Book Four also has other elements that you should find hopeful. While each of the other books has a single thematic virtue and a single knight who embodies it, this book has two central knights. However, the knights of the other books are just as active in Book Four as Cambel and Triamond, maybe even more so. Two of the knights who are active in this book are Britomart, Knight of Chastity and Hero of Book Five and her intended husband, Artegall, Knight of Justice and central figure of Book Five. In a great tourney, Britomart whallops a horde of (male) knights, including Artegall, but later, she unhorses him and also undoes him. They fall in love, as she knows they are intended to do (she has seen him in Merlin’s magic mirror, not unlike Robin’s encouraging Tarot cards!). Robin as Britomart and Strike as Artegall are themes that are used throughout the novel, so that bodes well for their future.
Don’t be expecting wedding bells in the first chapter of our next installment, however. Although Book Four sees Artegall win Britomart’s heart “So well he woo’d her, and so well he wrought her” (IV vi.41.1), he still has his own quest to pursue, so they promise to wed, but then separate to (presumably, because Spenser didn’t get to finish) marry in a later book.

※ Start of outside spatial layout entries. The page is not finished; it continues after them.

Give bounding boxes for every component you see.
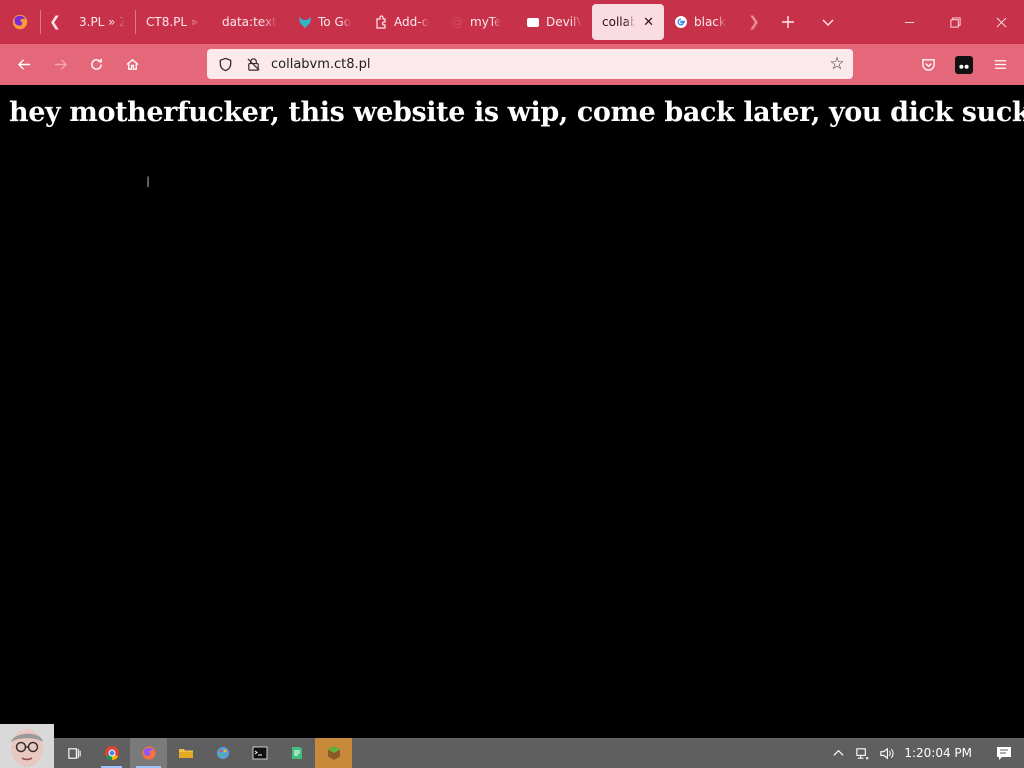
url-text[interactable]: collabvm.ct8.pl xyxy=(271,57,821,72)
paint-icon[interactable] xyxy=(204,738,241,768)
firefox-taskbar-icon[interactable] xyxy=(130,738,167,768)
tab-ct8-c[interactable]: CT8.PL » C xyxy=(136,4,212,40)
action-center-notification-icon[interactable] xyxy=(984,738,1024,768)
page-favicon-icon xyxy=(526,15,540,29)
notepad-icon[interactable] xyxy=(278,738,315,768)
tab-scroll-right-icon[interactable]: ❯ xyxy=(740,0,768,44)
screen: ❮ 3.PL » Z CT8.PL » C data:text/ To Go A… xyxy=(0,0,1024,768)
tab-to-go[interactable]: To Go xyxy=(288,4,364,40)
reload-icon[interactable] xyxy=(78,49,114,81)
navigation-toolbar: collabvm.ct8.pl ☆ xyxy=(0,44,1024,85)
file-explorer-icon[interactable] xyxy=(167,738,204,768)
tab-collabvm[interactable]: collabvi ✕ xyxy=(592,4,664,40)
google-g-icon xyxy=(674,15,688,29)
tab-label: 3.PL » Z xyxy=(79,15,125,29)
address-bar[interactable]: collabvm.ct8.pl ☆ xyxy=(207,49,853,79)
restore-icon[interactable] xyxy=(932,0,978,44)
back-arrow-icon[interactable] xyxy=(6,49,42,81)
tab-add-ons[interactable]: Add-o xyxy=(364,4,440,40)
close-window-icon[interactable] xyxy=(978,0,1024,44)
minecraft-grass-block-icon[interactable] xyxy=(315,738,352,768)
tab-label: Add-o xyxy=(394,15,430,29)
forward-arrow-icon[interactable] xyxy=(42,49,78,81)
firefox-menu-icon[interactable] xyxy=(0,0,40,44)
tab-label: myTe xyxy=(470,15,502,29)
show-hidden-icons-chevron-icon[interactable] xyxy=(826,738,850,768)
tab-scroll-left-icon[interactable]: ❮ xyxy=(41,0,69,44)
tab-label: DevilV xyxy=(546,15,582,29)
network-icon[interactable] xyxy=(850,738,874,768)
at-sign-icon: @ xyxy=(451,15,463,29)
text-cursor-icon: I xyxy=(146,175,151,191)
tab-black[interactable]: black xyxy=(664,4,740,40)
home-icon[interactable] xyxy=(114,49,150,81)
minimize-icon[interactable] xyxy=(886,0,932,44)
tab-data-text[interactable]: data:text/ xyxy=(212,4,288,40)
chrome-icon[interactable] xyxy=(93,738,130,768)
tab-label: CT8.PL » C xyxy=(146,15,202,29)
extension-icon[interactable] xyxy=(946,49,982,81)
pocket-icon[interactable] xyxy=(910,49,946,81)
page-content: hey motherfucker, this website is wip, c… xyxy=(0,85,1024,738)
new-tab-plus-icon[interactable] xyxy=(768,0,808,44)
tab-label: black xyxy=(694,15,726,29)
hamburger-menu-icon[interactable] xyxy=(982,49,1018,81)
extension-badge-icon xyxy=(955,55,973,74)
tab-label: data:text/ xyxy=(222,15,278,29)
taskbar-clock[interactable]: 1:20:04 PM xyxy=(898,746,984,760)
fox-favicon-icon xyxy=(298,15,312,29)
tracking-protection-shield-icon[interactable] xyxy=(211,49,239,79)
system-tray: 1:20:04 PM xyxy=(826,738,1024,768)
bookmark-star-icon[interactable]: ☆ xyxy=(821,54,853,74)
toolbar-right-tools xyxy=(910,44,1024,85)
tab-close-icon[interactable]: ✕ xyxy=(643,15,654,30)
list-all-tabs-chevron-icon[interactable] xyxy=(808,0,848,44)
tab-label: collabvi xyxy=(602,15,636,29)
tab-mytemp[interactable]: @ myTe xyxy=(440,4,516,40)
taskbar-items xyxy=(56,738,352,768)
page-heading: hey motherfucker, this website is wip, c… xyxy=(9,97,1024,128)
puzzle-piece-icon xyxy=(374,15,388,29)
tab-devilv[interactable]: DevilV xyxy=(516,4,592,40)
tab-label: To Go xyxy=(318,15,352,29)
insecure-lock-icon[interactable] xyxy=(239,49,267,79)
user-avatar xyxy=(0,724,54,768)
task-view-icon[interactable] xyxy=(56,738,93,768)
tab-ct8-z[interactable]: 3.PL » Z xyxy=(69,4,135,40)
tab-bar: ❮ 3.PL » Z CT8.PL » C data:text/ To Go A… xyxy=(0,0,1024,44)
command-prompt-icon[interactable] xyxy=(241,738,278,768)
volume-icon[interactable] xyxy=(874,738,898,768)
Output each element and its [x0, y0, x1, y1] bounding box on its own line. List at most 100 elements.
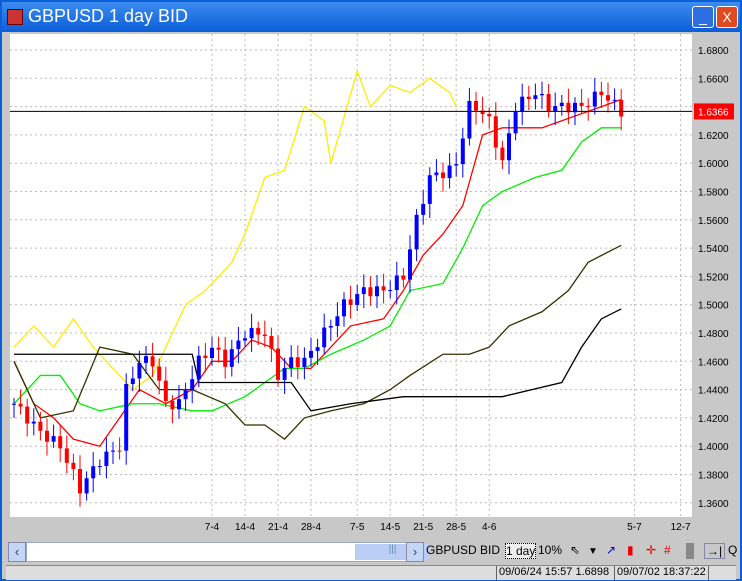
candle-body	[31, 421, 36, 424]
clock: 09/07/02 18:37:22	[614, 566, 708, 580]
candle-body	[619, 99, 624, 117]
candle-body	[309, 350, 313, 358]
y-tick-label: 1.5200	[698, 272, 729, 283]
y-tick-label: 1.5400	[698, 244, 729, 255]
candle-body	[368, 287, 373, 297]
candle-icon[interactable]: ▮	[627, 543, 634, 557]
candle-body	[592, 91, 597, 107]
candle-body	[361, 287, 366, 295]
candle-body	[256, 327, 261, 335]
candle-body	[295, 357, 300, 367]
candle-body	[553, 106, 558, 112]
x-tick-label: 5-7	[627, 522, 642, 533]
y-tick-label: 1.6200	[698, 131, 729, 142]
candle-body	[579, 102, 584, 106]
candle-body	[104, 451, 109, 467]
candle-body	[229, 349, 234, 367]
candle-body	[493, 116, 498, 148]
candle-body	[124, 384, 129, 451]
scroll-left-button[interactable]: ‹	[8, 542, 26, 562]
x-tick-label: 14-5	[380, 522, 400, 533]
candle-body	[526, 96, 531, 99]
status-empty-field	[708, 566, 737, 580]
candle-body	[467, 100, 472, 139]
candle-body	[586, 105, 591, 107]
candle-body	[150, 356, 155, 367]
candle-body	[163, 380, 168, 402]
candle-body	[12, 403, 16, 405]
y-tick-label: 1.6000	[698, 159, 729, 170]
candle-body	[342, 299, 346, 317]
candle-body	[117, 450, 122, 452]
scroll-right-button[interactable]: ›	[406, 542, 424, 562]
candle-body	[427, 175, 432, 204]
y-tick-label: 1.4400	[698, 386, 729, 397]
candle-body	[38, 421, 43, 431]
side-label: BID	[480, 543, 501, 557]
status-bar: 09/06/24 15:57 1.6898 09/07/02 18:37:22	[6, 565, 736, 580]
candle-body	[177, 399, 181, 410]
zoom-level[interactable]: 10%	[538, 543, 562, 557]
candle-body	[157, 366, 162, 381]
candle-body	[51, 436, 56, 442]
candle-body	[315, 347, 320, 351]
x-tick-label: 28-4	[301, 522, 321, 533]
panel-icon[interactable]	[686, 543, 694, 559]
candle-body	[381, 286, 386, 291]
x-tick-label: 21-5	[413, 522, 433, 533]
x-tick-label: 7-5	[350, 522, 365, 533]
crosshair-icon[interactable]: ✛	[646, 543, 656, 557]
candle-body	[210, 347, 214, 358]
candle-body	[144, 356, 148, 363]
horizontal-scrollbar[interactable]: |||	[26, 542, 430, 562]
q-button[interactable]: Q	[728, 543, 737, 557]
candle-body	[355, 294, 360, 305]
x-tick-label: 4-6	[482, 522, 497, 533]
title-bar[interactable]: GBPUSD 1 day BID _ X	[2, 2, 740, 32]
y-tick-label: 1.3800	[698, 471, 729, 482]
line-tool-icon[interactable]: ↗	[606, 543, 616, 557]
candle-body	[540, 93, 544, 96]
dropdown-icon[interactable]: ▼	[588, 546, 598, 557]
y-tick-label: 1.4000	[698, 442, 729, 453]
goto-end-icon[interactable]: →|	[704, 543, 726, 559]
candle-body	[289, 357, 294, 369]
candle-body	[223, 349, 228, 367]
candle-body	[507, 133, 511, 161]
candle-body	[282, 368, 287, 380]
candle-body	[375, 286, 379, 297]
candle-body	[18, 403, 23, 407]
candle-body	[434, 172, 439, 176]
close-button[interactable]: X	[716, 6, 738, 28]
candle-body	[421, 203, 426, 215]
price-chart[interactable]: 1.68001.66001.64001.62001.60001.58001.56…	[10, 34, 736, 534]
candle-body	[249, 327, 254, 339]
candle-body	[78, 469, 82, 494]
grid-icon[interactable]: #	[664, 543, 671, 557]
candle-body	[573, 102, 577, 113]
candle-body	[262, 334, 267, 337]
candle-body	[559, 102, 564, 107]
x-tick-label: 7-4	[205, 522, 220, 533]
y-tick-label: 1.5600	[698, 216, 729, 227]
x-tick-label: 12-7	[671, 522, 691, 533]
symbol-label: GBPUSD	[426, 543, 477, 557]
x-tick-label: 28-5	[446, 522, 466, 533]
candle-body	[612, 99, 617, 101]
candle-body	[97, 466, 102, 468]
period-selector[interactable]: 1 day	[505, 543, 537, 559]
candle-body	[170, 401, 175, 410]
minimize-button[interactable]: _	[692, 6, 714, 28]
y-tick-label: 1.6800	[698, 46, 729, 57]
candle-body	[328, 325, 333, 328]
y-tick-label: 1.3600	[698, 499, 729, 510]
y-tick-label: 1.4800	[698, 329, 729, 340]
candle-body	[302, 357, 307, 367]
candle-body	[64, 448, 69, 463]
candle-body	[71, 462, 76, 470]
cursor-icon[interactable]: ⇖	[570, 543, 580, 557]
candle-body	[276, 348, 280, 380]
candle-body	[196, 355, 201, 380]
candle-body	[566, 102, 571, 113]
candle-body	[58, 436, 63, 449]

Chances are, our detectives’ relationship will grow into a solid, healthy romantic relationship, but it may be a while until we see them get the happy ending Britomart and Artegall are denied by Spenser’s death.
I hope that wasn’t more than you wanted, but I hope, like me, you are delighted by the promise the Spenser passages provide!

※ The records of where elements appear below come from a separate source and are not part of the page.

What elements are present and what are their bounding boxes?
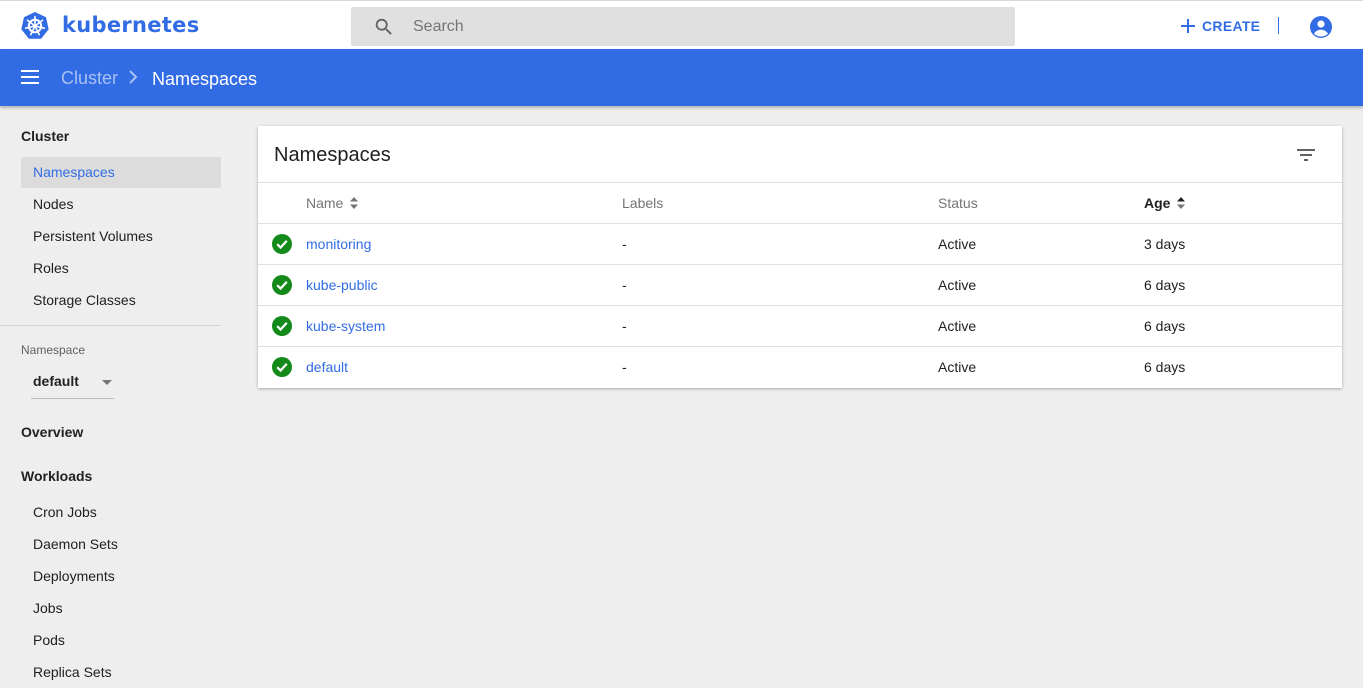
namespace-age: 3 days bbox=[1144, 236, 1186, 252]
plus-icon bbox=[1181, 19, 1195, 33]
namespace-name-link[interactable]: default bbox=[306, 359, 348, 375]
table-row: kube-public - Active 6 days bbox=[258, 265, 1342, 306]
filter-list-icon[interactable] bbox=[1294, 143, 1318, 167]
breadcrumb-cluster-link[interactable]: Cluster bbox=[61, 68, 118, 89]
chevron-right-icon bbox=[129, 70, 138, 84]
table-row: kube-system - Active 6 days bbox=[258, 306, 1342, 347]
namespace-selected-value: default bbox=[33, 373, 79, 389]
top-app-bar: kubernetes CREATE bbox=[0, 0, 1363, 49]
table-row: default - Active 6 days bbox=[258, 347, 1342, 388]
namespace-status: Active bbox=[938, 277, 977, 293]
sort-arrows-icon bbox=[350, 197, 359, 209]
namespaces-card: Namespaces Name Labels Status Age monito… bbox=[258, 126, 1342, 388]
search-icon bbox=[375, 18, 392, 35]
table-row: monitoring - Active 3 days bbox=[258, 224, 1342, 265]
sidebar-heading-cluster[interactable]: Cluster bbox=[21, 128, 69, 144]
namespace-status: Active bbox=[938, 318, 977, 334]
namespace-name-link[interactable]: kube-public bbox=[306, 277, 378, 293]
sidebar-item-deployments[interactable]: Deployments bbox=[21, 561, 221, 592]
namespace-age: 6 days bbox=[1144, 277, 1186, 293]
check-circle-icon bbox=[272, 357, 292, 377]
card-title: Namespaces bbox=[274, 144, 391, 166]
sidebar-item-roles[interactable]: Roles bbox=[21, 253, 221, 284]
namespace-status: Active bbox=[938, 236, 977, 252]
column-header-labels-label: Labels bbox=[622, 195, 664, 211]
create-button-label: CREATE bbox=[1202, 18, 1261, 34]
sidebar-item-jobs[interactable]: Jobs bbox=[21, 593, 221, 624]
sidebar-item-cron-jobs[interactable]: Cron Jobs bbox=[21, 497, 221, 528]
check-circle-icon bbox=[272, 275, 292, 295]
column-header-age-label: Age bbox=[1144, 195, 1171, 211]
namespace-select[interactable]: default bbox=[31, 369, 114, 399]
check-circle-icon bbox=[272, 234, 292, 254]
column-header-age[interactable]: Age bbox=[1144, 195, 1186, 211]
page-title: Namespaces bbox=[152, 69, 258, 89]
namespace-age: 6 days bbox=[1144, 318, 1186, 334]
column-header-status: Status bbox=[938, 195, 978, 211]
sidebar-item-replica-sets[interactable]: Replica Sets bbox=[21, 657, 221, 688]
sidebar-item-namespaces[interactable]: Namespaces bbox=[21, 157, 221, 188]
namespace-labels: - bbox=[622, 277, 627, 293]
sort-arrows-icon bbox=[1177, 197, 1186, 209]
namespace-labels: - bbox=[622, 318, 627, 334]
namespace-label: Namespace bbox=[21, 343, 86, 357]
sidebar-nav: Cluster Namespaces Nodes Persistent Volu… bbox=[0, 106, 230, 680]
hamburger-menu-icon[interactable] bbox=[20, 66, 42, 88]
namespace-labels: - bbox=[622, 359, 627, 375]
namespace-name-link[interactable]: monitoring bbox=[306, 236, 371, 252]
app-title[interactable]: kubernetes bbox=[62, 13, 200, 37]
breadcrumb-bar: Cluster Namespaces bbox=[0, 49, 1363, 106]
sidebar-item-pods[interactable]: Pods bbox=[21, 625, 221, 656]
check-circle-icon bbox=[272, 316, 292, 336]
sidebar-item-daemon-sets[interactable]: Daemon Sets bbox=[21, 529, 221, 560]
namespace-age: 6 days bbox=[1144, 359, 1186, 375]
create-button[interactable]: CREATE bbox=[1180, 15, 1260, 37]
sidebar-heading-workloads[interactable]: Workloads bbox=[21, 468, 92, 484]
header-divider bbox=[1278, 17, 1279, 34]
sidebar-divider bbox=[0, 325, 221, 326]
namespace-status: Active bbox=[938, 359, 977, 375]
column-header-name[interactable]: Name bbox=[306, 195, 359, 211]
search-input[interactable] bbox=[413, 7, 993, 46]
sidebar-item-storage-classes[interactable]: Storage Classes bbox=[21, 285, 221, 316]
caret-down-icon bbox=[102, 380, 112, 385]
column-header-labels: Labels bbox=[622, 195, 663, 211]
namespace-labels: - bbox=[622, 236, 627, 252]
search-bar bbox=[351, 7, 1015, 46]
sidebar-item-nodes[interactable]: Nodes bbox=[21, 189, 221, 220]
namespace-name-link[interactable]: kube-system bbox=[306, 318, 385, 334]
column-header-name-label: Name bbox=[306, 195, 344, 211]
account-circle-icon[interactable] bbox=[1309, 15, 1333, 39]
kubernetes-logo-icon[interactable] bbox=[20, 11, 50, 41]
card-header-divider bbox=[258, 182, 1342, 183]
sidebar-heading-overview[interactable]: Overview bbox=[21, 424, 83, 440]
column-header-status-label: Status bbox=[938, 195, 978, 211]
sidebar-item-persistent-volumes[interactable]: Persistent Volumes bbox=[21, 221, 221, 252]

Thanks for reading with us!
Many thanks for the reply Elizabeth, it was great fun to read your analysis on Spenser’s The Faerie Queene and its relation to Troubled Blood.
This may not be the right place to post this, but this does involve the ending of the novel.

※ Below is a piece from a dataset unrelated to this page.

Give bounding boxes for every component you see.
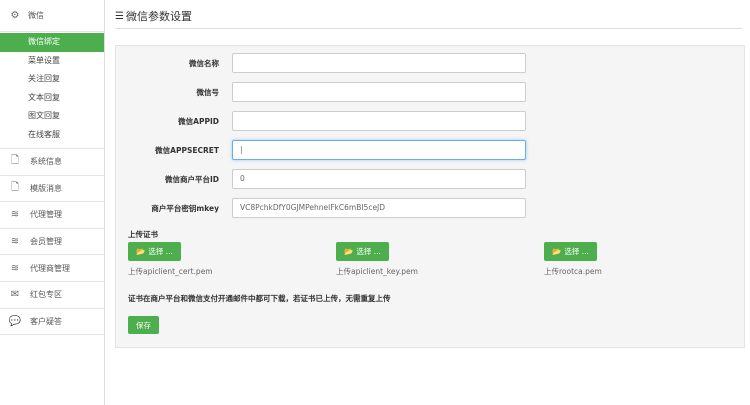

Troubled Blood takes place over a fourteen month period, from August 2013 through October 2014. But I see no intrinsic reason, in terms of the plot, why the mystery should unfold so slowly. Several of the “lucky breaks” that the detectives get late in the novel – such as finding Paul Satchwell and getting a response from Gloria Conti – could have happened at any time. My hunch is that Rowling wants this novel to end on a very specific date: Thursday, October 9th, 2014. Further, the ending of this novel is different than the endings of the other Cormoran Strike novels in that we know a lot about what is scheduled to happen in the near future. Items:
– There is a big party for Robin planned for the next day (Friday, October 10th, 2014.)
– Dave Polworth and his family are coming to London “weekend after next.”
– Hutchins and Barclay are closing in on Dopey’s partner.
– A new sub-contractor, Michelle Greenstreet, “starts next week.”
– There will be a funeral for Margot that the two detectives will attend.
– Strike may be called upon to testify at the trial for Janice Beattie.
– Sarah and Matthew’s child will be born in about six months. (My estimate.)
This feels to me like a set up for the next novel in the series, as happened in all of the Harry Potter novels (except for Stone and Deathly Hallows.) Perhaps Dopey’s partner will be found murdered, or Michelle Greenstreet will turn out to have a hidden past.
I’ve looked online at the major UK news events for October 2014 through January 2015. Nothing jumps out at me as a major event that could serve as a background for a detective story, except, possibly, for the UK Independence Party gaining its first elected Member of Parliament in a by-election on October 10th.. We’ll see.